Características das cutias e sua importância para a conservação das florestas

Dr Fernando Fernandez • 2 de outubro de 2023

As cutias podem não ser dos animais mais carismáticos de uma floresta, mas são um dos mais importantes. Se as árvores falassem, certamente agradeceriam a elas. Cutias (gênero Dasyprocta, umas onze espécies) são roedores caviomorfos - ou, menos tecnicamente, bichos aparentados às capivaras, pacas, porquinhos-da-índia e similares. 

 

Regiões


Este grupo de roedores é um dos componentes mais característicos da fauna das Américas do Sul e Central, e também dos mais antigos, pois seus ancestrais chegaram aqui há uns 30 milhões de anos atrás, vindos da África. Se você mora no Rio de Janeiro, certamente já viu cutias: há muitas delas no Campo de Santana, em frente à Avenida Presidente Vargas, em pleno centro do Rio.


Hábitos das cutias


Na natureza, as cutias geralmente são diurnas, embora às vezes sejam noturnas. São animais herbívoros, que se alimentam principalmente de frutos, sementes, raízes e algumas folhas. Porém, na Floresta da Tijuca pesquisadores do projeto Refauna já viram uma cutia comendo um coelho nativo, ou tapiti (Sylvilagus brasiliensis). Não é possível saber se ela predou o tapiti, ou apenas se utilizava da carcaça. De qualquer forma, ou ela nunca tinha lido que era uma herbívora e devia se comportar como tal, ou bichos selvagens são mais versáteis e oportunistas do que costumamos acreditar.


Reprodução


Sempre pensamos em roedores como bichos que reproduzem muito, mas os caviomorfos, incluindo a cutia, fogem a esta regra. Elas têm geralmente apenas um ou dois filhotes por ninhada, com até duas ninhadas por ano. Este baixo potencial reprodutivo não as ajuda muito a lidar com as pressões que têm sofrido no mundo atual – das quais a presença de cachorros domésticos soltos em Unidades de Conservação parece ser uma das piores.


 

As "jardineiras da floresta"


As cutias não são animais muito grandes (uns 3 a 4 Kg), mas sua importância para os ecossistemas de florestas tropicais é imensa, desproporcional ao seu modesto tamanho. Não é nenhum exagero dizer que as cutias são as melhores dispersoras de sementes das nossas matas, às vezes chamadas de “jardineiras da floresta”. 

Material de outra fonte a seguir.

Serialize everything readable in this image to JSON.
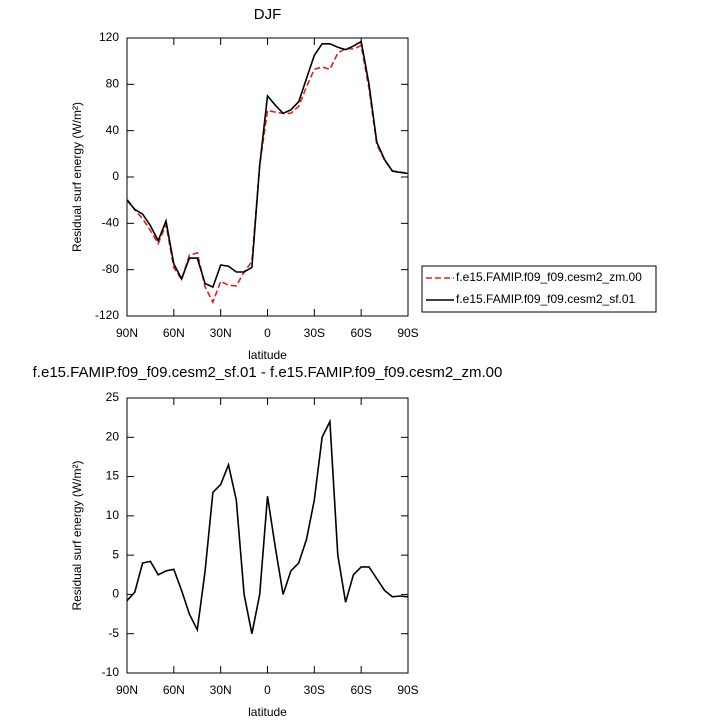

Elas comem frutos muito grandes para um bicho do seu tamanho. Esses frutos tem sementes grandes, de árvores grandes como a cutieira Johannesia princeps e (na Amazônia) a castanheira Bertholletia excelsa, e essas árvores são geralmente as árvores maiores, que caracterizam florestas maduras. As cutias têm o
hábito de comer a polpa dos frutos e, se os recursos são abundantes, enterrar as sementes para consumo posterior – um hábito conhecido como “scatter hoarding”, ou estocagem. 


Outras cutias, porém, procuram ativamente pelas sementes enterradas, as desenterram, e enterram em outro lugar! Deste modo cria-se um balé complexo das sementes sendo movidas de um lugar a outro; uma mesma semente pode ser movida dezenas de vezes! Muitas dessas sementes, claro, acabam perdidas, ou esquecidas, e germinam. Então, cutias são as dispersoras ideais: as sementes são enterradas no chão, em ótimas condições para germinar; são escondidas de predadores; e
são trocadas de lugar favorecendo o fluxo gênico nas populações de plantas. Com tudo isso, são fundamentais para a reprodução das árvores de grande porte, permitindo às florestas manter sua integridade e seu funcionamento. Esses roedores merecem ou não nosso respeito e admiração?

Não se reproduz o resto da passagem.